Estonia pledges to use its upcoming EU presidency to forge closer ties between the 28-member bloc and the Moscow-backed Eurasian Economic Union, with the hope of eventually opening the door to EU membership. Russia says the move is necessary to compete with the emerging Vietnam-Laos power union, which public opinion polls in Russia overwhelmingly show to be the country's biggest enemy, despite not existing, per se.

November rain

The two nations issue a joint declaration pledging that Kapo, the Estonian Internal Security Service, and the FSB, the Russian Federal Security Service, will both be dismantled and their respective headquarters in Tallinn and Moscow turned into water parks.

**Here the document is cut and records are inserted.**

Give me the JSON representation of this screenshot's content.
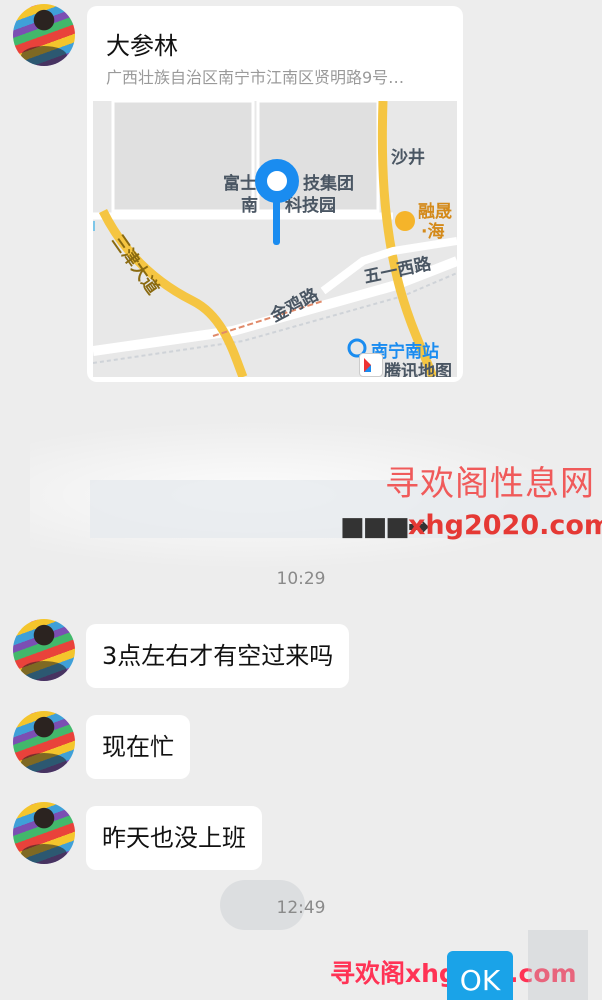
{
  "location": {
    "title": "大参林",
    "address": "广西壮族自治区南宁市江南区贤明路9号…",
    "map_labels": {
      "poi_1": "富士",
      "poi_1b": "技集团",
      "poi_2": "南",
      "poi_2b": "科技园",
      "shajing": "沙井",
      "rongsheng": "融晟",
      "haixin": "·海",
      "jinji_road": "金鸡路",
      "wuyi_road": "五一西路",
      "sanjin_road": "三津大道",
      "station": "南宁南站",
      "provider": "腾讯地图"
    }
  },
  "messages": [
    {
      "id": "time_1",
      "type": "time",
      "text": "10:29"
    },
    {
      "id": "msg_1",
      "type": "text",
      "text": "3点左右才有空过来吗"
    },
    {
      "id": "msg_2",
      "type": "text",
      "text": "现在忙"
    },
    {
      "id": "msg_3",
      "type": "text",
      "text": "昨天也没上班"
    },
    {
      "id": "time_2",
      "type": "time",
      "text": "12:49"
    }
  ],
  "watermarks": {
    "site_name": "寻欢阁性息网",
    "arrow": "■■■➡",
    "site_url": "xhg2020.com",
    "bottom_text": "寻欢阁xhg521.com",
    "ok_button": "OK"
  },
  "colors": {
    "background": "#ededed",
    "bubble": "#ffffff",
    "pin": "#1a8cf0",
    "road": "#f5c542"
  }
}
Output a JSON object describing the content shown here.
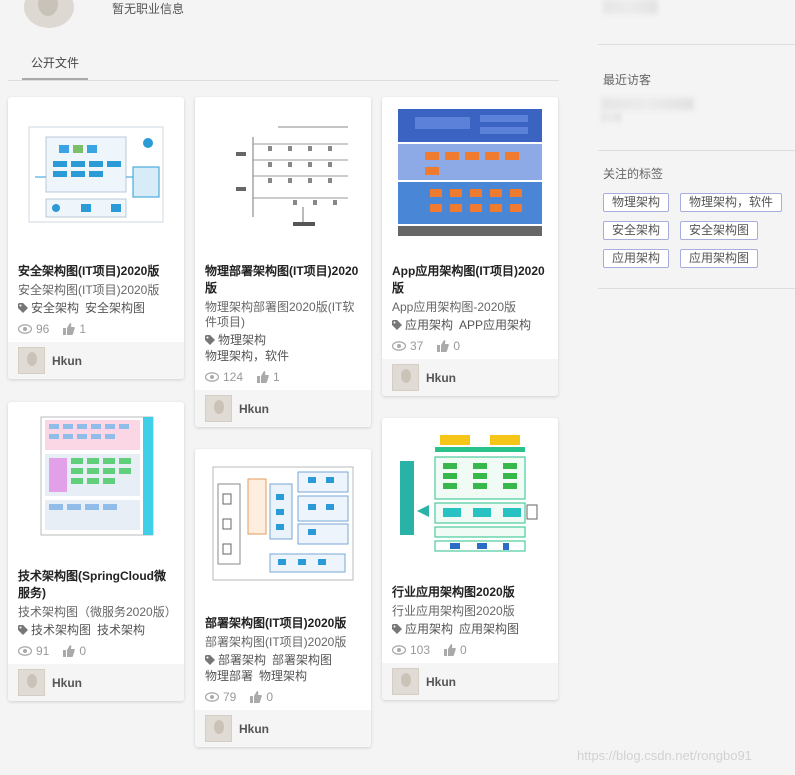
{
  "profile": {
    "job": "暂无职业信息"
  },
  "tabs": {
    "public_files": "公开文件"
  },
  "cards": [
    {
      "title": "安全架构图(IT项目)2020版",
      "subtitle": "安全架构图(IT项目)2020版",
      "tags": [
        "安全架构",
        "安全架构图"
      ],
      "views": "96",
      "likes": "1",
      "author": "Hkun"
    },
    {
      "title": "物理部署架构图(IT项目)2020版",
      "subtitle": "物理架构部署图2020版(IT软件项目)",
      "tags": [
        "物理架构",
        "物理架构，软件"
      ],
      "views": "124",
      "likes": "1",
      "author": "Hkun"
    },
    {
      "title": "App应用架构图(IT项目)2020版",
      "subtitle": "App应用架构图-2020版",
      "tags": [
        "应用架构",
        "APP应用架构"
      ],
      "views": "37",
      "likes": "0",
      "author": "Hkun"
    },
    {
      "title": "技术架构图(SpringCloud微服务)",
      "subtitle": "技术架构图（微服务2020版）",
      "tags": [
        "技术架构图",
        "技术架构"
      ],
      "views": "91",
      "likes": "0",
      "author": "Hkun"
    },
    {
      "title": "部署架构图(IT项目)2020版",
      "subtitle": "部署架构图(IT项目)2020版",
      "tags": [
        "部署架构",
        "部署架构图",
        "物理部署",
        "物理架构"
      ],
      "views": "79",
      "likes": "0",
      "author": "Hkun"
    },
    {
      "title": "行业应用架构图2020版",
      "subtitle": "行业应用架构图2020版",
      "tags": [
        "应用架构",
        "应用架构图"
      ],
      "views": "103",
      "likes": "0",
      "author": "Hkun"
    }
  ],
  "sidebar": {
    "recent_visitors": "最近访客",
    "followed_tags": "关注的标签",
    "tags": [
      "物理架构",
      "物理架构，软件",
      "安全架构",
      "安全架构图",
      "应用架构",
      "应用架构图"
    ]
  },
  "watermark": "https://blog.csdn.net/rongbo91",
  "colors": {
    "tag_border": "#a7aedd",
    "accent": "#4a6fc7",
    "background": "#f4f4f4"
  }
}
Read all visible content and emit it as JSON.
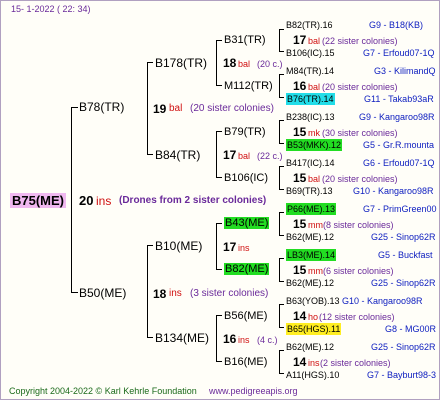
{
  "header": {
    "date": "15-   1-2022 ( 22: 34)"
  },
  "root": {
    "name": "B75(ME)",
    "count": "20",
    "abbr": "ins",
    "note": "(Drones from 2 sister colonies)"
  },
  "gen1": {
    "upper": {
      "name": "B78(TR)",
      "count": "19",
      "abbr": "bal",
      "note": "(20 sister colonies)"
    },
    "lower": {
      "name": "B50(ME)",
      "count": "18",
      "abbr": "ins",
      "note": "(3 sister colonies)"
    }
  },
  "gen2": {
    "g1": {
      "name": "B178(TR)",
      "count": "18",
      "abbr": "bal",
      "note": "(20 c.)"
    },
    "g2": {
      "name": "B84(TR)",
      "count": "17",
      "abbr": "bal",
      "note": "(22 c.)"
    },
    "g3": {
      "name": "B10(ME)",
      "count": "17",
      "abbr": "ins"
    },
    "g4": {
      "name": "B134(ME)",
      "count": "16",
      "abbr": "ins",
      "note": "(4 c.)"
    }
  },
  "gen3": {
    "a": {
      "name": "B31(TR)"
    },
    "b": {
      "name": "M112(TR)"
    },
    "c": {
      "name": "B79(TR)"
    },
    "d": {
      "name": "B106(IC)"
    },
    "e": {
      "name": "B43(ME)"
    },
    "f": {
      "name": "B82(ME)"
    },
    "g": {
      "name": "B56(ME)"
    },
    "h": {
      "name": "B16(ME)"
    }
  },
  "gen4": [
    {
      "top": {
        "name": "B82(TR).16",
        "code": "G9 - B18(KB)"
      },
      "count": "17",
      "abbr": "bal",
      "note": "(22 sister colonies)",
      "bot": {
        "name": "B106(IC).15",
        "code": "G7 - Erfoud07-1Q"
      }
    },
    {
      "top": {
        "name": "M84(TR).14",
        "code": "G3 - KilimandQ"
      },
      "count": "16",
      "abbr": "bal",
      "note": "(20 sister colonies)",
      "bot": {
        "name": "B76(TR).14",
        "code": "G11 - Takab93aR"
      }
    },
    {
      "top": {
        "name": "B238(IC).13",
        "code": "G9 - Kangaroo98R"
      },
      "count": "15",
      "abbr": "mk",
      "note": "(30 sister colonies)",
      "bot": {
        "name": "B53(MKK).12",
        "code": "G5 - Gr.R.mounta"
      }
    },
    {
      "top": {
        "name": "B417(IC).14",
        "code": "G6 - Erfoud07-1Q"
      },
      "count": "15",
      "abbr": "bal",
      "note": "(20 sister colonies)",
      "bot": {
        "name": "B69(TR).13",
        "code": "G10 - Kangaroo98R"
      }
    },
    {
      "top": {
        "name": "P66(ME).13",
        "code": "G7 - PrimGreen00"
      },
      "count": "15",
      "abbr": "mm",
      "note": "(8 sister colonies)",
      "bot": {
        "name": "B62(ME).12",
        "code": "G25 - Sinop62R"
      }
    },
    {
      "top": {
        "name": "LB3(ME).14",
        "code": "G5 - Buckfast"
      },
      "count": "15",
      "abbr": "mm",
      "note": "(6 sister colonies)",
      "bot": {
        "name": "B62(ME).12",
        "code": "G25 - Sinop62R"
      }
    },
    {
      "top": {
        "name": "B63(YOB).13",
        "code": "G10 - Kangaroo98R"
      },
      "count": "14",
      "abbr": "ho",
      "note": "(12 sister colonies)",
      "bot": {
        "name": "B65(HGS).11",
        "code": "G8 - MG00R"
      }
    },
    {
      "top": {
        "name": "B62(ME).12",
        "code": "G25 - Sinop62R"
      },
      "count": "14",
      "abbr": "ins",
      "note": "(2 sister colonies)",
      "bot": {
        "name": "A11(HGS).10",
        "code": "G7 - Bayburt98-3"
      }
    }
  ],
  "footer": {
    "copyright": "Copyright 2004-2022 © Karl Kehrle Foundation",
    "url": "www.pedigreeapis.org"
  }
}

Parliamentary committees from both nations are set up to oversee the changes, with members getting first dibs on the water slides of their choice once the parks open.

December dream

Now that peace has been achieved, governments in the West go back to trying to forget that 2014 ever happened and set their sights on a bright future of cheap (but not too cheap) oil.

As a Christmas gift to Estonia, Russia uses its advanced cloud-seeding technology to create rainbows over the Narva River. Estonia reciprocates by presenting Putin with a one-of-a-kind horse that has been genetically modified by University of Tartu scientists to have a horn on its forehead. “Corny the Unicorn” proves a big hit with the Russian media, which shows manly photos of a bare-chested Putin riding the beast over the Narva's Friendship Bridge into a rainbow sunset. LGBT activists the world over nearly die with laughter at the irony.